Patel blinked at him. “You mean go to Chicago? Now?”
“Dr. Patel, you have nothing else this important to do today.”
Patel shrugged out of her lab coat and hung it on a hook, then took her purse out of a desk drawer. She said, “Let’s go.”
Chapter 60
The Railsplitter Rest Stop on Interstate 55, midway between St. Louis and Chicago, was busy. The lot was three-fourths full and people were streaming into the building to check the map and visit the bathrooms or vending machines. Some were even reading the plaques about the area’s connections with Lincoln. Schaefer was on the far side of the building, pacing in a small circle as he talked on his phone. He put it away and walked quickly back to the Porsche Cayenne. He was wearing a baseball cap and he kept his head down.
Schaefer got in the driver’s seat. Bryson, who was also wearing a baseball cap, was slumped against the other door. The line of demarcation of his beard was blurred; he had not shaved, and his eyes were bleary. He had on a fresh T-shirt, without bloodstains. At another rest stop, one hundred miles to the south, Schaefer had gone shopping while Bryson kept an eye on Shane as he napped behind the wheel. Now Schaefer looked through the windscreen at the gray Saturn parked a dozen spaces away. It was empty. “He still in the men’s room?”
“Yeah. No, here he comes.”
The kid was walking down the path, rubbing his eyes. He got back into the Saturn and started the engine. Schaefer fastened the seatbelt and twisted the key.
Bryson raised his iPhone and looked at the screen. “Twelve p.
m. precisely. I’m supposed to be Skyping Angelina Jolie. She’s been after me for days for advice on her UN ambassadorial duties.”
Schaefer hesitated. Bryson had been looking at his phone regularly and reciting what his schedule called for him to be doing. Schaefer had explained several times that he had called a staffer, not Jayson but someone competent and tactful, and this person was covering for him. That didn’t seem to help Bryson, so this time Schaefer said, “You’ll Skype her tomorrow.”

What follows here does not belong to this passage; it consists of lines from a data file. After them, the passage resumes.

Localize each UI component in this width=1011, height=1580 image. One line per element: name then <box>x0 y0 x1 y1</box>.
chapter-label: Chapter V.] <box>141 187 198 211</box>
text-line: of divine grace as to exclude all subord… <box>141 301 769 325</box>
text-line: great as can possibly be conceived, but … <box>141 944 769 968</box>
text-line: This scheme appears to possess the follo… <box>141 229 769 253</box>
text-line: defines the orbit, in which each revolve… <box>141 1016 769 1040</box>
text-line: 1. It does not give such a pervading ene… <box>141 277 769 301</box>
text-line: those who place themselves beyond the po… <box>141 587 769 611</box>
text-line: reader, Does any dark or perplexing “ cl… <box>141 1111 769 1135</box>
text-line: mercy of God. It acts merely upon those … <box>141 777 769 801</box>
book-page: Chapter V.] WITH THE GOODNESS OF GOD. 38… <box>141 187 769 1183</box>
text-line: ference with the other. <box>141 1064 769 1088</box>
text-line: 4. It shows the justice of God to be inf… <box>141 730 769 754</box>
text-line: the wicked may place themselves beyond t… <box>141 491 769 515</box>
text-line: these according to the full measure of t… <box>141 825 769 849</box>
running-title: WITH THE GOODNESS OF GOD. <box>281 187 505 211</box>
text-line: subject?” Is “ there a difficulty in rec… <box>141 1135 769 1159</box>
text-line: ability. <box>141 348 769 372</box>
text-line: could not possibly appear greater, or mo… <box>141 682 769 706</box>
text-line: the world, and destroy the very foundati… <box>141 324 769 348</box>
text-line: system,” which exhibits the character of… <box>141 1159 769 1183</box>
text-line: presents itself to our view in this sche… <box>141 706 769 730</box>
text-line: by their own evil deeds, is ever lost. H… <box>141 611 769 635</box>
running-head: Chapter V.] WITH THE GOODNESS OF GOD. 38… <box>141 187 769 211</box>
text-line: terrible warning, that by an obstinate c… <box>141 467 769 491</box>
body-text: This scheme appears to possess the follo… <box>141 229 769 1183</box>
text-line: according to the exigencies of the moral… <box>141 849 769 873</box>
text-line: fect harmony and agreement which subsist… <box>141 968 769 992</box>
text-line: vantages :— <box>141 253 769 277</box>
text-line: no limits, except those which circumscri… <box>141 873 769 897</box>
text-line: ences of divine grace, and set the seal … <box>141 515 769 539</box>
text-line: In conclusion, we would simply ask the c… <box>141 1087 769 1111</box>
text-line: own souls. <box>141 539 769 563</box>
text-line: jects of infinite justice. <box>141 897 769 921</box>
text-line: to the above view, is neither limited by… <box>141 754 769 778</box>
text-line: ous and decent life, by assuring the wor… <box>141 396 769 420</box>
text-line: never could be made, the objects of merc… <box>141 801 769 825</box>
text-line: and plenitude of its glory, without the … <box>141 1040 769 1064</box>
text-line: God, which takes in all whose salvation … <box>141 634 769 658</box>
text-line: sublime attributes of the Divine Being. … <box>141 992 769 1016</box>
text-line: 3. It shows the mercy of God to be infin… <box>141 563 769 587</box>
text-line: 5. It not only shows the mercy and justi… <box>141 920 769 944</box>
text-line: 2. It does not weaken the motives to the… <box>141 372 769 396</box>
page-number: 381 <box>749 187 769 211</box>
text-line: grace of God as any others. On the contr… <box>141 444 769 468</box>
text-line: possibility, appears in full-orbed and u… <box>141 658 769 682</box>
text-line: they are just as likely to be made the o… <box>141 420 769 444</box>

This didn’t seem to help either. Bryson put away his phone. The Saturn was backing out of its space. Schaefer waited until it was halfway down the ramp to the highway, then followed.
“You find out anything?” Bryson asked.
“Yes. My friend ran the plate. The car belongs to Louis J. Bistouri, D/B/A Bistouri Surveillance and Security, with an office address in the South Loop.”
Bryson straightened up. “Then that’s where the disk is.”
“Could be. I’m not sure enough of it to let this guy go.”
“Do we have anything on him yet? Does Bistouri Surveillance and Security have employees?”
“No information yet.” Schaefer gazed thoughtfully through the windshield. “If there weren’t so many people around back there, I maybe would’ve grabbed him. If he stops again—”
Bryson looked over in alarm. “No. Forget it.”
“The thing is, sir, once we get to Chicago, it’s going to be a lot harder to follow him. And if we lose him, and if the disk’s not at Bistouri’s office, we got nothing.”
“My God, Schaefer, do you realize what you’re saying? Are we going to beat him till he tells us where the disk is? Waterboard him in some motel bathroom?”
“You wouldn’t be directly involved.”
“Involved enough. No, Schaefer. There are things I am not prepared to do.”